Search code examples
raprioriarules

How to subset rules by a lhs itemMatrix object in arules R?


I generated rules focusing on three distinct values on rhs side, something like this (in this case, three distinct values for fallotrayec):

rules <- apriori(df, parameter=list(minlen=3,maxlen=6,supp=0.015,conf=0.6,maxtime=120),
                appearance = list(rhs=c("fallotrayec_f1", "fallotrayec_f2", "fallotrayec_f3")))

Now I can extract 3 subsets of rules from that, containing only the higher support values for each value:

rules_f1 <- subset(rules, (rhs %in% "fallotrayec_f1") & support > 0.4 )
rules_f2 <- subset(rules, subset = (rhs %in% "fallotrayec_f2") & support > 0.18  )
rules_f3 <- subset(rules, subset = (rhs %in% "fallotrayec_f3") & support > 0.015  )

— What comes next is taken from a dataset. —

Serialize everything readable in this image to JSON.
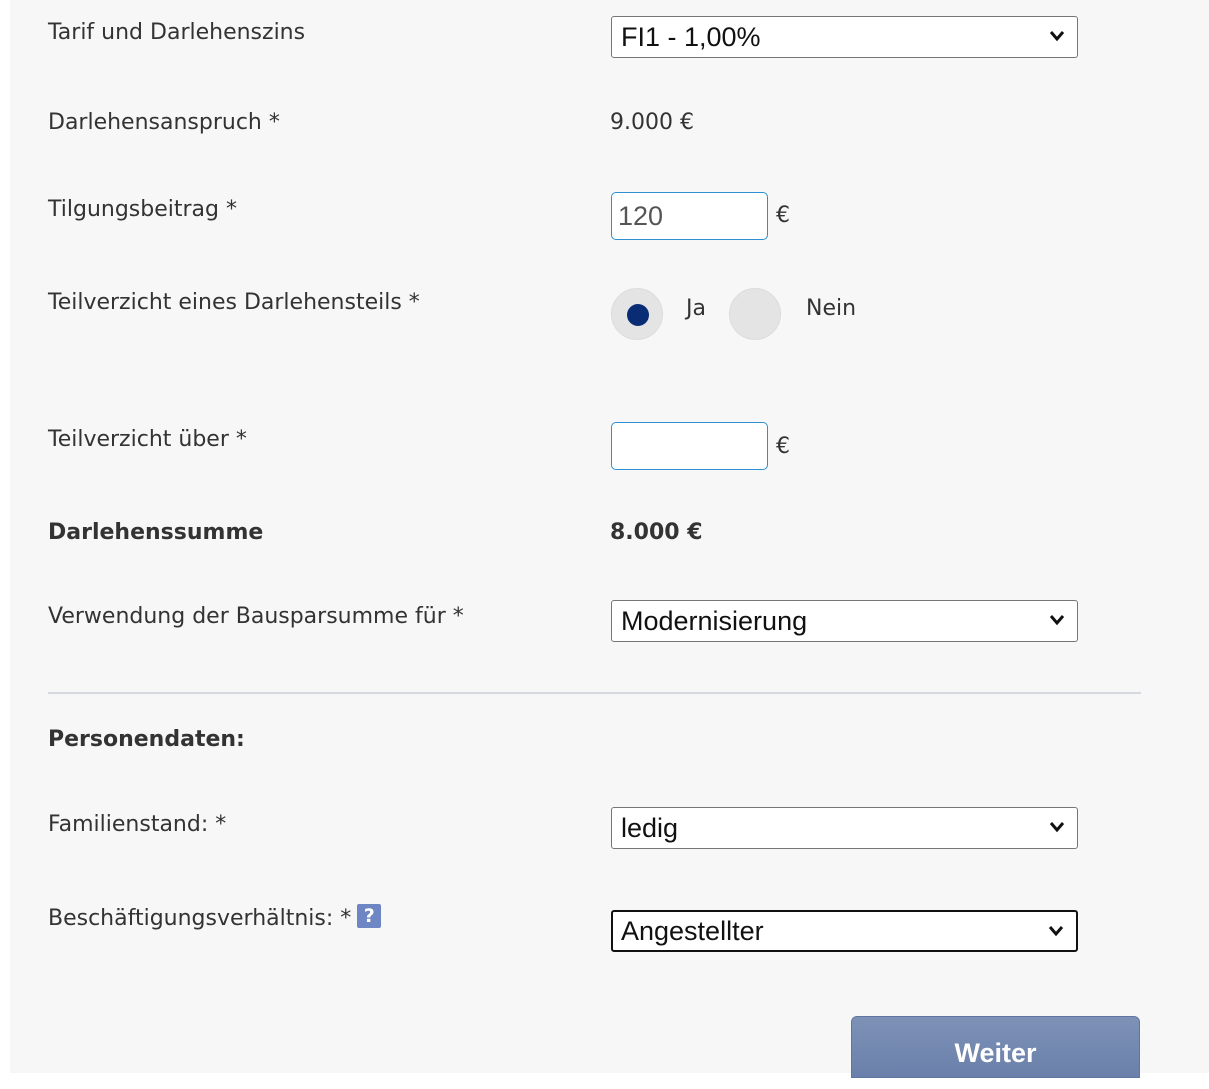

After that, I get the lhs side from each of these 3 subsets:

lhs_f1 <- lhs(rules_f1)
lhs_f2 <- lhs(rules_f2)
lhs_f3 <- lhs(rules_f3)

Finally, I wanna remove from rules_f1 all the rules with lhs equals to the ones found on rules_f2 and rules_f3, then I tried:

rules_f1_new <- subset(rules_f1, !(lhs %in% lhs_f2) | !(lhs %in% lhs_f3) )

But it keeps returning the following error:

Error in validObject(x, complete = TRUE) : 
invalid class “itemMatrix” object: item labels not unique

I'm using Rstudio v. 1.1.423 and R v. 3.4.3. Unfortunately the data I'm using is protected, but I think the above code can be simulated using one of the demo datasets. I've also loaded my dataset using rm.duplicates=TRUE. Thanks in advance.


Solution

  • Looks like you found a bug in the code. Execute the following to replace the faulty code and check if the output is then as expected.

    setMethod("%in%", signature(x = "itemMatrix", table = "itemMatrix"),
      function(x, table) !is.na(match(x, table))
    )
    

    This will be fixed in the next release of arules. Thanks for the example. It was very helpful in finding the problem.